Ia menegaskan bahwa pengawasan terhadap warga negara asing akan terus diperketat guna memastikan kepatuhan terhadap Undang-Undang Nomor 6 Tahun 2011 tentang Keimigrasian.
Sementara itu, Direktur Jenderal Imigrasi, Hendarsam Marantoko, menegaskan bahwa langkah deportasi dan penangkalan ini merupakan bentuk komitmen pemerintah dalam menjaga kedaulatan hukum dan keamanan nasional.
“Kami tidak mentoleransi penyalahgunaan izin tinggal, terlebih untuk tindakan kriminal. Indonesia tidak boleh dijadikan basis kejahatan transnasional,” tegasnya.
Selama proses penanganan, pihak imigrasi juga berkoordinasi dengan Atase Kepolisian Kedutaan Besar Jepang di Jakarta.
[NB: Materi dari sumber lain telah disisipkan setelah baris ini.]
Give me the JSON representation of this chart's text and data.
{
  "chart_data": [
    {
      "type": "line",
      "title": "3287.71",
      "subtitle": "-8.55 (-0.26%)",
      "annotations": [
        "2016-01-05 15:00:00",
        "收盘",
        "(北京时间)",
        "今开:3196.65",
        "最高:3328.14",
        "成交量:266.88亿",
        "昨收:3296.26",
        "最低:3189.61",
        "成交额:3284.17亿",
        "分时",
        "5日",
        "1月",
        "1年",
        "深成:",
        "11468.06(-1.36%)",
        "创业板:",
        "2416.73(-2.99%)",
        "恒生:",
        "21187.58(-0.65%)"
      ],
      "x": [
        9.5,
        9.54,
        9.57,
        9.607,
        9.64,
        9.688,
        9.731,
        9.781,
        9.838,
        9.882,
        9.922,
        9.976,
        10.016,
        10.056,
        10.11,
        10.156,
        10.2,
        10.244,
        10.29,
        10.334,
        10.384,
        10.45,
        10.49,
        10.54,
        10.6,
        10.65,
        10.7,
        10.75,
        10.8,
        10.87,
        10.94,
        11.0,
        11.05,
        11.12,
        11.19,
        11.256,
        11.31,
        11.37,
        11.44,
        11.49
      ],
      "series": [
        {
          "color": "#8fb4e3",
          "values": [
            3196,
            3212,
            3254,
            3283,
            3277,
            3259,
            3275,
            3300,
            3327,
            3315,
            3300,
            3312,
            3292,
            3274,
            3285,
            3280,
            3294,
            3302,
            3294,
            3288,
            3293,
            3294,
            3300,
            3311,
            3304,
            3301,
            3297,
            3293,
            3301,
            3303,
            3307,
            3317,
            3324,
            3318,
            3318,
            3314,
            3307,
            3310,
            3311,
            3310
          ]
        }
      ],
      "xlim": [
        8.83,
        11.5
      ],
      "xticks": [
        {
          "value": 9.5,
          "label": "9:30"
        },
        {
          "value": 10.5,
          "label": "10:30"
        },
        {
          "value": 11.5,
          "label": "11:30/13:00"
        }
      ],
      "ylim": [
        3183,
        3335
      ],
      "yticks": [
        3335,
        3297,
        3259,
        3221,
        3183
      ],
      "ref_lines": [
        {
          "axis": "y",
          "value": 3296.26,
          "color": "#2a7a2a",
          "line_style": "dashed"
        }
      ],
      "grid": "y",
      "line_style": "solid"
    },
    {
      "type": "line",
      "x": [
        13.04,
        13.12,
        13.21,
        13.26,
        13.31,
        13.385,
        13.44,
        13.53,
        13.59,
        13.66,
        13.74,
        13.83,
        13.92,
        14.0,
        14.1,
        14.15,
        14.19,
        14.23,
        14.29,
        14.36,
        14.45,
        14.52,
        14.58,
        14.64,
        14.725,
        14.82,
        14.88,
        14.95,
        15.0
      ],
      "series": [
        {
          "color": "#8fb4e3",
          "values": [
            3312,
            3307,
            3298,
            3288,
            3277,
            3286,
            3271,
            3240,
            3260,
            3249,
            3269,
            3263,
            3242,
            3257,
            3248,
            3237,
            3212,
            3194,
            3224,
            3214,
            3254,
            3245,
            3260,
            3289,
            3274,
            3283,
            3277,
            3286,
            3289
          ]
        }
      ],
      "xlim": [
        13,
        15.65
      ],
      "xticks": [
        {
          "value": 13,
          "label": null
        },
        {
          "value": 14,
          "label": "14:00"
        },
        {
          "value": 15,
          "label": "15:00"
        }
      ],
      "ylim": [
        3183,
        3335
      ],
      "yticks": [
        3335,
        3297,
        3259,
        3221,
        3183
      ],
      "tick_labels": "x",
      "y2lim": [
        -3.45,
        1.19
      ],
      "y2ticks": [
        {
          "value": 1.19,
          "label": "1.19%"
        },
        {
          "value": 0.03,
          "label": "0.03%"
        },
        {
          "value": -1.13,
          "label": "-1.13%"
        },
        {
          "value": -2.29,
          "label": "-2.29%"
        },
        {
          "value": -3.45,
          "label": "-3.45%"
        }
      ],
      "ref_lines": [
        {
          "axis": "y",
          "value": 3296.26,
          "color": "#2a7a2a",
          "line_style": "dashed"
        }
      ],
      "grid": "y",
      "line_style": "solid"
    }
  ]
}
Pemerintah Jepang turut menanggung biaya pemulangan para pelaku ke negara asal.
Sebelum dideportasi, ke-13 warga negara Jepang tersebut sempat ditempatkan di Rumah Detensi Imigrasi Jakarta. Saat ini, mereka telah dimasukkan ke dalam daftar penangkalan sehingga tidak dapat kembali memasuki wilayah Indonesia.